Royal LePage said in a housing-price forecast published on July 13 that it’s expecting average Canadian home prices to remain steady throughout the rest of most of 2023, although the firm also said it’s anticipating a “drop in activity” on the housing market because of the Bank of Canada’s recent decision to hike its overnight lending rate to 5 percent.

“As affordability and low supply continue to challenge buyers, the region’s rental market is also getting tighter,” Royal LePage wrote. “In the Greater Toronto Area, the average rental price of a one-bedroom apartment increased more than 15 per cent year-over-year in the first quarter of 2023.”

The real estate firm added that its forecasting of the aggregate price of a GTA home—a combination of the median prices of all housing types in the region—will increase by 11 percent in the fourth quarter of 2023 compared to the same quarter last year.

The aggregate price of a home in the GTA already increased by about 1 percent year-over-year to more than $1.18 million in this year’s second quarter, said Royal LePage.

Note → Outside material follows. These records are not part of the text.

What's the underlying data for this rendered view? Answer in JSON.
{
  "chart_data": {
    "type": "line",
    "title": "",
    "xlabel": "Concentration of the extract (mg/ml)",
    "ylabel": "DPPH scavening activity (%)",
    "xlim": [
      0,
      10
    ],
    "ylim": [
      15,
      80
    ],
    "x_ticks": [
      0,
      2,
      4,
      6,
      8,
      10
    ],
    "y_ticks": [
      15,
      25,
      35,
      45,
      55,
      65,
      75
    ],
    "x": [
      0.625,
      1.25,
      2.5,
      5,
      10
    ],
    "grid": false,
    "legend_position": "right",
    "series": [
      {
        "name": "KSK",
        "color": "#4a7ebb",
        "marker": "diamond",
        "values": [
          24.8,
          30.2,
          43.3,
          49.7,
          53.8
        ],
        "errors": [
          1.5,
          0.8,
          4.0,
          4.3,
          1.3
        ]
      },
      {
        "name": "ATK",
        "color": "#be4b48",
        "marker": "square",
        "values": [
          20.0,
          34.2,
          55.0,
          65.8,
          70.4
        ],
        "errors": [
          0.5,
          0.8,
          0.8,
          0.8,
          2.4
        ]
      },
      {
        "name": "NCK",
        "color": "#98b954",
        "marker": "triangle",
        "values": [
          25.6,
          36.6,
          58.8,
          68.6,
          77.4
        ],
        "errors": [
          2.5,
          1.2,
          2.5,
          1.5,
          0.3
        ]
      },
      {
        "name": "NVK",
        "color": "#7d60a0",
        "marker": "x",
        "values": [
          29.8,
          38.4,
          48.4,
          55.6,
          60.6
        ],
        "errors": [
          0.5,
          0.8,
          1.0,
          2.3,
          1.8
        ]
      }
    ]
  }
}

“On a quarterly basis, the aggregate price of a home in the GTA increased 5.4 per cent,” the firm said.

Housing Availability

Royal LePage says the aggregate price of a home in Canada during this year’s second quarter is sitting 5.6 percent below the peak Canada reached in the first quarter of 2022.

The real estate firm has also now adjusted its national year-end forecast to estimate that housing prices in the fourth quarter will rise 8.5 percent over 2022’s final quarter.

“Chronic shortage of housing supply, due in part to sellers’ hesitancy to list, continues to put upward pressure on home prices,” said Royal LePage, adding that it “urges officials to quickly increase support for more development, including affordable, purpose-built rental buildings.”

Royal LePage’s forecast comes shortly after the Toronto Regional Real Estate Board said in early July that Toronto home sales in June were hindered by uncertainty due to the Bank of Canada’s expected rate hikes, but average home sale prices still increased during the same month.
“A persistent lack of inventory likely sidelined some willing buyers because they couldn’t find a home meeting their needs,” the board’s president Paul Baron said in a press release earlier this month.

“Simply put, you can’t buy what is not available.”

The Canadian Press contributed to this report.